Ясно. Обвинили Фамилята в содействии декабристам. Сняли с него нашивки за безупречную службу, разжаловали в рядовые.
Жалели тогда фельдфебеля:
— Ни за что пострадал Фамилят!
И лишь немногие знали, что совсем не в последних здесь был Фамилят. Что не только фельдфебель знал, куда и зачем ходили его солдаты. Но и про бога не кто иной, как сам Фамилят, и выдумал.
Были они друзьями — Трофим Федотов и Фёдор Трофимов. Вместе в лейб-гренадерском полку служили. Вместе французов били, гнали с родной земли.
Есть что обоим вспомнить.
Грудью стояли они под Смоленском.
— Помнишь, Троша?
— Помню, Федя. Как же о том забыть!
Ломали хребет французу в Бородинской кровавой сечи.
— Помнишь, Федя?
— Помню, Троша. Как же о том забыть!
По Европе вместе друзья шагали. Гнали врага в Париж.
— Помнишь, Троша?
— Помнишь, Федя?
— Как же о том забыть!
На Сенатской площади тоже рядом друзья стояли.
Не простые они солдаты. Барабанщик — Трофимов. Знаменосец — Федотов.
Это он, Фёдор Трофимов, бил в барабан тревогу, когда поднимался лейб-гренадерский полк.
Это он, Трофим Федотов, на Сенатскую площадь полковое гвардейское знамя нёс.
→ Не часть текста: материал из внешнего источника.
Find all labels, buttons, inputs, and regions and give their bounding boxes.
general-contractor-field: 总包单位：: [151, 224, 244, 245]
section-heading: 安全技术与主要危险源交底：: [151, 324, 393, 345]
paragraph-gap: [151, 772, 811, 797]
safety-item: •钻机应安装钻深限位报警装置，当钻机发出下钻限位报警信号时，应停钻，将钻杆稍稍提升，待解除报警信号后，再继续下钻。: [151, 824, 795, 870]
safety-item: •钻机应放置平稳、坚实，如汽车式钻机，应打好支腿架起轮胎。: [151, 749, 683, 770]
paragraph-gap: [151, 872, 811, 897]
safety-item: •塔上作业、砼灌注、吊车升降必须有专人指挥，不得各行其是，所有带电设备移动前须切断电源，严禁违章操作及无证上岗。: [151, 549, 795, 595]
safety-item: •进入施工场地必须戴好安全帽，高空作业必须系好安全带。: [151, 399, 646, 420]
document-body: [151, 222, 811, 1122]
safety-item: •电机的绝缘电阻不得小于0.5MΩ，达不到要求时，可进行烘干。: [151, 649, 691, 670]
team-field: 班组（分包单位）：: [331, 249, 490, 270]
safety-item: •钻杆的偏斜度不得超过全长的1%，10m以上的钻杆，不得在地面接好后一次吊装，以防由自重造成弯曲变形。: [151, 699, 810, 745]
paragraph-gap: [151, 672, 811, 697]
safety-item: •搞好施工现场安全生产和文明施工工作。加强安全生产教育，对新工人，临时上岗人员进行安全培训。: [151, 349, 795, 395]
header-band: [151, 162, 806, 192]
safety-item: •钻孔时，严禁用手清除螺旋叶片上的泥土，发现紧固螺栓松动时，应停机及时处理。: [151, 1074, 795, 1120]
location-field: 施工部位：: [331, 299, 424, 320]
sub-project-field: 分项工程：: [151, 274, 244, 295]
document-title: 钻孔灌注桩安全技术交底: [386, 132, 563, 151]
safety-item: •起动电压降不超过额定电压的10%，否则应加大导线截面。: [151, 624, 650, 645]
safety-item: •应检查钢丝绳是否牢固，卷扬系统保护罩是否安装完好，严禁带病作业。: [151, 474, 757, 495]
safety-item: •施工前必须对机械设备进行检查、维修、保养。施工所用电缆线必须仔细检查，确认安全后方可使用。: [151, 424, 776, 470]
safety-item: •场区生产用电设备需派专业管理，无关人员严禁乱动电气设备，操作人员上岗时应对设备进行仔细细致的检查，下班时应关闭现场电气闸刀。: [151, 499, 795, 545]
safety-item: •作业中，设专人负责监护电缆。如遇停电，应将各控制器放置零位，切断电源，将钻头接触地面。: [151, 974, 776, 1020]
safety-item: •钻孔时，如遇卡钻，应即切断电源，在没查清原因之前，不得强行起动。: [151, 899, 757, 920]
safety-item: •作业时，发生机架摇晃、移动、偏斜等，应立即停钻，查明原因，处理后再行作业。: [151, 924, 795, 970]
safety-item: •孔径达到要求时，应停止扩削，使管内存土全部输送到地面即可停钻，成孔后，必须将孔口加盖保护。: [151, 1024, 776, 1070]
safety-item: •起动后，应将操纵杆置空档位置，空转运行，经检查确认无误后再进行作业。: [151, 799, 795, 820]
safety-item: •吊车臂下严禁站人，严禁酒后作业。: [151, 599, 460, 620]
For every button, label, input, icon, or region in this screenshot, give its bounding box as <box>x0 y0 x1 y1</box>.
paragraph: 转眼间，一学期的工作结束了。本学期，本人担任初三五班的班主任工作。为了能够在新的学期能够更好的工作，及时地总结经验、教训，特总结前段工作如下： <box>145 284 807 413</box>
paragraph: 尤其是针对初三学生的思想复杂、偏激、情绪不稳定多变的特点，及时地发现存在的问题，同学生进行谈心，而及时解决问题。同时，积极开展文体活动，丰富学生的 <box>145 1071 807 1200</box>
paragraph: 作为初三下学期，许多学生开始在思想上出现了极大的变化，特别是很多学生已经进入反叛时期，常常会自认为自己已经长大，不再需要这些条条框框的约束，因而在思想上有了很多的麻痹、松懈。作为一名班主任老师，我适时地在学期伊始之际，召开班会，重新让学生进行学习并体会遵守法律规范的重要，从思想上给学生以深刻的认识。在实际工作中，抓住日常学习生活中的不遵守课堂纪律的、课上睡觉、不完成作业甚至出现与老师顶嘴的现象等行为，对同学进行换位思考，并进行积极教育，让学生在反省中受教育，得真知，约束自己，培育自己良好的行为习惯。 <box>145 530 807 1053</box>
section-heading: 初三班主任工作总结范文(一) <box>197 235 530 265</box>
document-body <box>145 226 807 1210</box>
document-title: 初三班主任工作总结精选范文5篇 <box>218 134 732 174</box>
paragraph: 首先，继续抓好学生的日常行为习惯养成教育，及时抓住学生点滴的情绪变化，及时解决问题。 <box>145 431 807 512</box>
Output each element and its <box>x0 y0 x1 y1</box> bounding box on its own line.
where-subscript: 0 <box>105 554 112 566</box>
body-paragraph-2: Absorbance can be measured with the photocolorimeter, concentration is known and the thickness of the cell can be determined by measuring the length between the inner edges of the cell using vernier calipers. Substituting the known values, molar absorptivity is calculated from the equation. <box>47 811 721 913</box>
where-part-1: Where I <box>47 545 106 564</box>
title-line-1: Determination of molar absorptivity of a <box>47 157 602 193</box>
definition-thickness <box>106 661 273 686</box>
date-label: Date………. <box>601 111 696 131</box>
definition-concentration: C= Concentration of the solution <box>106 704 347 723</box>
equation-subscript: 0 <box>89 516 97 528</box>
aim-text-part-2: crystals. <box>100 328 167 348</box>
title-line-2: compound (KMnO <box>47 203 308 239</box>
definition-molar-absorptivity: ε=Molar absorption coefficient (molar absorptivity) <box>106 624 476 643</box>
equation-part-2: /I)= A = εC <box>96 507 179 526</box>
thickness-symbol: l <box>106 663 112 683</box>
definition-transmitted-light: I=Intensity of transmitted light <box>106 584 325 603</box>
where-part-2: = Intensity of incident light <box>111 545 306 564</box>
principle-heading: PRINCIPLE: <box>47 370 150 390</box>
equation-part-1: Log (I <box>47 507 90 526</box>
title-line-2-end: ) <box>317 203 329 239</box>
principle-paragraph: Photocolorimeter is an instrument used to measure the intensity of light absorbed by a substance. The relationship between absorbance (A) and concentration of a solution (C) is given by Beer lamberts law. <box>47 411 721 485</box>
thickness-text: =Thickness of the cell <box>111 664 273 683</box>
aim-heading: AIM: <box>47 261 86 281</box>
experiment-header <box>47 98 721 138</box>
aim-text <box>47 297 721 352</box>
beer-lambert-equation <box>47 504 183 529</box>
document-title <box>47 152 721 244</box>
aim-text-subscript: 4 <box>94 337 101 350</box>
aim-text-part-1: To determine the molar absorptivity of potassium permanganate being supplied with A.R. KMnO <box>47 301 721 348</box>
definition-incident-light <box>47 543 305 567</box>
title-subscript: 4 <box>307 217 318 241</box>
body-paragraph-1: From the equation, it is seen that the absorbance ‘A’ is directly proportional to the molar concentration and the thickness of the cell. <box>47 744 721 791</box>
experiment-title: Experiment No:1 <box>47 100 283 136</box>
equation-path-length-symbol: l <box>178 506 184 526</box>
Когда началась расправа над солдатами-декабристами, стали выяснять, кто первым в лейб-гренадерском полку начал бить в барабан тревогу.
Доложили — Фёдор Трофимов.
Кто вынес из казармы полковое знамя?
Доложили — Трофим Федотов.
Всыпали Трофимову шесть тысяч шпицрутенов. Столько же всыпали и Федотову.
Разлучили друзей-приятелей.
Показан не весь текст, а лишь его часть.